The MSCI Asia Pacific Index rose 7.9 percent in the four weeks through Jan. 15 as economic figures fueled confidence in the global recovery. Stocks in the MSCI Asia Pacific Index are valued at 20 times estimated net income, compared with 15 times for the U.S. S&P 500 and 13 times for Europe’s Dow Jones Stoxx 600 Index.

China’s vehicle sales rose 46 percent to 13.6 million last year, the China Association of Automobile Manufacturers said on Jan. 11. The nation’s exports also surged 17.7 percent in December and imports rose to a record, the customs bureau said on Jan. 10.

The Bank of Japan today raised its economic assessment in four of the country’s nine regions as the nation recovers from its worst postwar recession. All nine areas reported increases in industrial production as well as higher sales of cars and home appliances.

Doosan Heavy Industries & Construction Co., South Korea’s biggest power-equipment maker, jumped 7.9 percent to 93,400 won, the biggest gain on the MSCI Asia Pacific Index. The stock was raised to “buy” from “hold” at Korea Investment & Securities Co. The Hurriyet newspaper also reported Jan. 15 that Turkey may pick South Korea to build a nuclear power plant.

MTR, Fletcher Building

MTR Corp., the operator of public transport services in Hong Kong, rose 2.1 percent to HK$27.25, the biggest advance on the Hang Seng Index. Hong Kong lawmakers approved funding for a train line linking the city with China’s high-speed rail network on Jan. 16. MTR Corp. will construct the link at a cost of HK$2.57 billion ($331 million) per kilometer.

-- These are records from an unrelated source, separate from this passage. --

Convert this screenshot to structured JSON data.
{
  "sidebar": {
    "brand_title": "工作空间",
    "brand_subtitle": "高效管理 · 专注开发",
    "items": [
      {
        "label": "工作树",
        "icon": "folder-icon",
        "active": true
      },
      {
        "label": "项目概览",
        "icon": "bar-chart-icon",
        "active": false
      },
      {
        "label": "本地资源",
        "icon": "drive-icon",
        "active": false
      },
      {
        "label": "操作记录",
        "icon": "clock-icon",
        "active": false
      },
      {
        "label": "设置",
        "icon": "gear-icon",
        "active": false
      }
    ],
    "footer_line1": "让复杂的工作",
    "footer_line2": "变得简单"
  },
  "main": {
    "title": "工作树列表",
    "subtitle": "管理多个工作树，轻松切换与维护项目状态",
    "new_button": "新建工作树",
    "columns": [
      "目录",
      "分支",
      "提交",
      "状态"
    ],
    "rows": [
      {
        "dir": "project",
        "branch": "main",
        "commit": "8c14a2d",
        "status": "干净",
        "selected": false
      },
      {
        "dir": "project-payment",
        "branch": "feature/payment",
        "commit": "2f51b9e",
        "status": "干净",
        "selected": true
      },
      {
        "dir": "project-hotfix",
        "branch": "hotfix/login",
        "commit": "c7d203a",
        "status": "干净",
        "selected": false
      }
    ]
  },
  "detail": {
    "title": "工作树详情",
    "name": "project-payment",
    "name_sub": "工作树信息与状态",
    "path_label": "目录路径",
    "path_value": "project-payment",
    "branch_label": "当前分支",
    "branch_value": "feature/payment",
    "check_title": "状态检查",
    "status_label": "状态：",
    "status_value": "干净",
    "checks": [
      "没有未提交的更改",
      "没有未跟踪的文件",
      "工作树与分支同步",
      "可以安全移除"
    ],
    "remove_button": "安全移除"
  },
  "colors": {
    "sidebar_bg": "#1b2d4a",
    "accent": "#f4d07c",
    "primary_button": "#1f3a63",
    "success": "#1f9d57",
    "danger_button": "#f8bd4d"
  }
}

New Zealand’s NZX 50 Index declined 0.3 percent in Wellington. Fletcher Building Ltd., the biggest maker of fiberglass insulation in New Zealand and Australia, declined 2.4 percent to NZ$8.11.

New Zealand’s house prices fell for the first time in six months in December as the number of properties sold declined for a third month, according to data from the Auckland-based Real Estate Institute of New Zealand Inc.